Off they go, and Natalie sees first-hand just how good Ryan is at avoiding human connection. He's charming and can get women, including Alex (Vera Farmiga) who is an equally disconnected frequent flier who likes to meet up with Ryan in between flight connections. But he is not tied down to anything, and though Natalie tries to explain to him the values of being with another person, he is stringent in his feelings against monotony. "The slower we move, the faster we die," Ryan says at his many conference speeches. Even his family, which includes a younger sister Julie (Melanie Lynskey) who is getting married soon, feels like they have no connection to Ryan at all.

The film is based on the book of the same name by Walter Kirn. Kirn's novel was quite idiosyncratic and had a story that stumbled over several conflicts that Kirn never commits to. Reitman really compresses the story, and unloads some of the many conflicts, which allows the story to flow more and have a real focus. Using a spectacular cast, Reitman takes a story that could have been tedious and makes it something truly refreshing. Containing serious wit and three-dimensional characters, Up In The Air is one pleasurable cinematic experience.

It is only Jason Reitman's third film, after Thank You For Smoking and Juno. The son of comic film legend Ivan Reitman, Jason has a great ear for humor, but an even sharper eye behind the camera. Like Smoking and Juno, there is a real delicate attention paid to the characters, and though their mouths were not spewing out Diablo Cody's loaded dialogue, they speak with swift effectiveness and never seem contrived. Much in the tradition of Robert Altman, or more directly Alexander Payne, it is the characters that are the driving forces behind the film's themes, and this allows them to unfold in a very organic way.

Of course, great characters are nothing if they aren't filled out with good acting. Even minor characters are supplied with wonderful performances--specifically, JK Simmons and Zach Galifianakis have great one-scene cameos as fired employees. Anna Kendrick (who I don't remember, but IMDb says I should have seen her in Twilight) is a revelation as Natalie. She looks like she's twelve, but rides an emotional roller coaster throughout the film that may have seemed a bit egregious if left in the hands of someone less talented. Vera Farmiga, an actress who seems to be forever a bridesmaid, is a wonder to watch as the catty Alex. She's a sexy seductress one moment, and then a shielded businesswoman the next. She may be on her way to an Oscar nomination.

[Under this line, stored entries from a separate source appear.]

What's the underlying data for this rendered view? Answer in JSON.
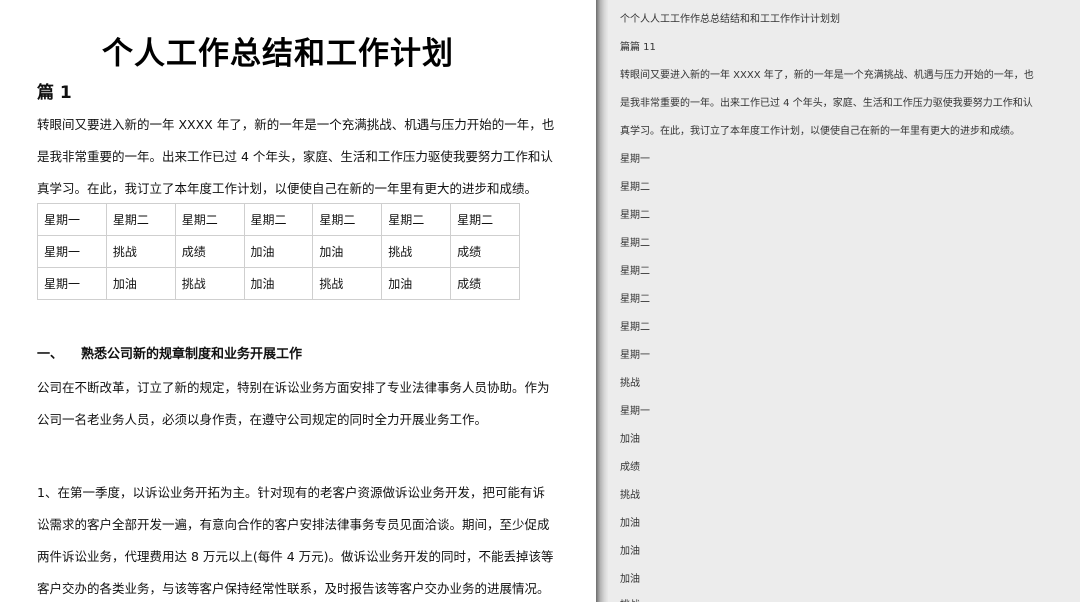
{
  "document": {
    "title": "个人工作总结和工作计划",
    "section_heading": "篇 1",
    "intro_lines": [
      "转眼间又要进入新的一年 XXXX 年了，新的一年是一个充满挑战、机遇与压力开始的一年，也",
      "是我非常重要的一年。出来工作已过 4 个年头，家庭、生活和工作压力驱使我要努力工作和认",
      "真学习。在此，我订立了本年度工作计划，以便使自己在新的一年里有更大的进步和成绩。"
    ],
    "table": [
      [
        "星期一",
        "星期二",
        "星期二",
        "星期二",
        "星期二",
        "星期二",
        "星期二"
      ],
      [
        "星期一",
        "挑战",
        "成绩",
        "加油",
        "加油",
        "挑战",
        "成绩"
      ],
      [
        "星期一",
        "加油",
        "挑战",
        "加油",
        "挑战",
        "加油",
        "成绩"
      ]
    ],
    "sub_heading_num": "一、",
    "sub_heading_text": "熟悉公司新的规章制度和业务开展工作",
    "para2_lines": [
      "公司在不断改革，订立了新的规定，特别在诉讼业务方面安排了专业法律事务人员协助。作为",
      "公司一名老业务人员，必须以身作责，在遵守公司规定的同时全力开展业务工作。"
    ],
    "para3_lines": [
      "1、在第一季度，以诉讼业务开拓为主。针对现有的老客户资源做诉讼业务开发，把可能有诉",
      "讼需求的客户全部开发一遍，有意向合作的客户安排法律事务专员见面洽谈。期间，至少促成",
      "两件诉讼业务，代理费用达 8 万元以上(每件 4 万元)。做诉讼业务开发的同时，不能丢掉该等",
      "客户交办的各类业务，与该等客户保持经常性联系，及时报告该等客户交办业务的进展情况。"
    ]
  },
  "extracted_panel": {
    "lines": [
      "个个人人工工作作总总结结和和工工作作计计划划",
      "篇篇 11",
      "转眼间又要进入新的一年 XXXX 年了，新的一年是一个充满挑战、机遇与压力开始的一年，也",
      "是我非常重要的一年。出来工作已过 4 个年头，家庭、生活和工作压力驱使我要努力工作和认",
      "真学习。在此，我订立了本年度工作计划，以便使自己在新的一年里有更大的进步和成绩。",
      "星期一",
      "星期二",
      "星期二",
      "星期二",
      "星期二",
      "星期二",
      "星期二",
      "星期一",
      "挑战",
      "星期一",
      "加油",
      "成绩",
      "挑战",
      "加油",
      "加油",
      "加油",
      "挑战"
    ]
  }
}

Which leaves us with George Clooney, who I think is the very best movie star in Hollywood today. He's charming and funny, but has enough gravitas in his record to be seen as a serious actor. He has been a part of some great movies this decade, both in front and behind the camera, but Ryan Bingham may end up being Clooney's signature role and part of me feels it should be. Sure, Michael Clayton and Syriana expressed a darker side that many didn't see from him beforehand, but it is Clooney's playfulness that has made him a household name. Up In The Air allows him to flex his dramatic muscles, sure, but the performance reaches its peak when he is allowed to heckle and flash that wonderful grin. Ryan is an instinctively flawed human being, but that doesn't mean Clooney has to mope around the whole time.

Parts of the third act felt slow to me, and some moments were a bit more sentimental than I would have liked, but I guess this is part of the film's sensible appeal. The resolution will seem anticlimactic to some, but I didn't mind it that much. The film is filled with such break-neck poignancy and puts itself into a corner that is hard to get out of in the end. I feel that a less confident filmmaker would have punctuated the film with something more banal in fear that most of the audience would have felt jaded otherwise. I feel the ending is a good decision, one of many good decisions that add up to an exceptional film.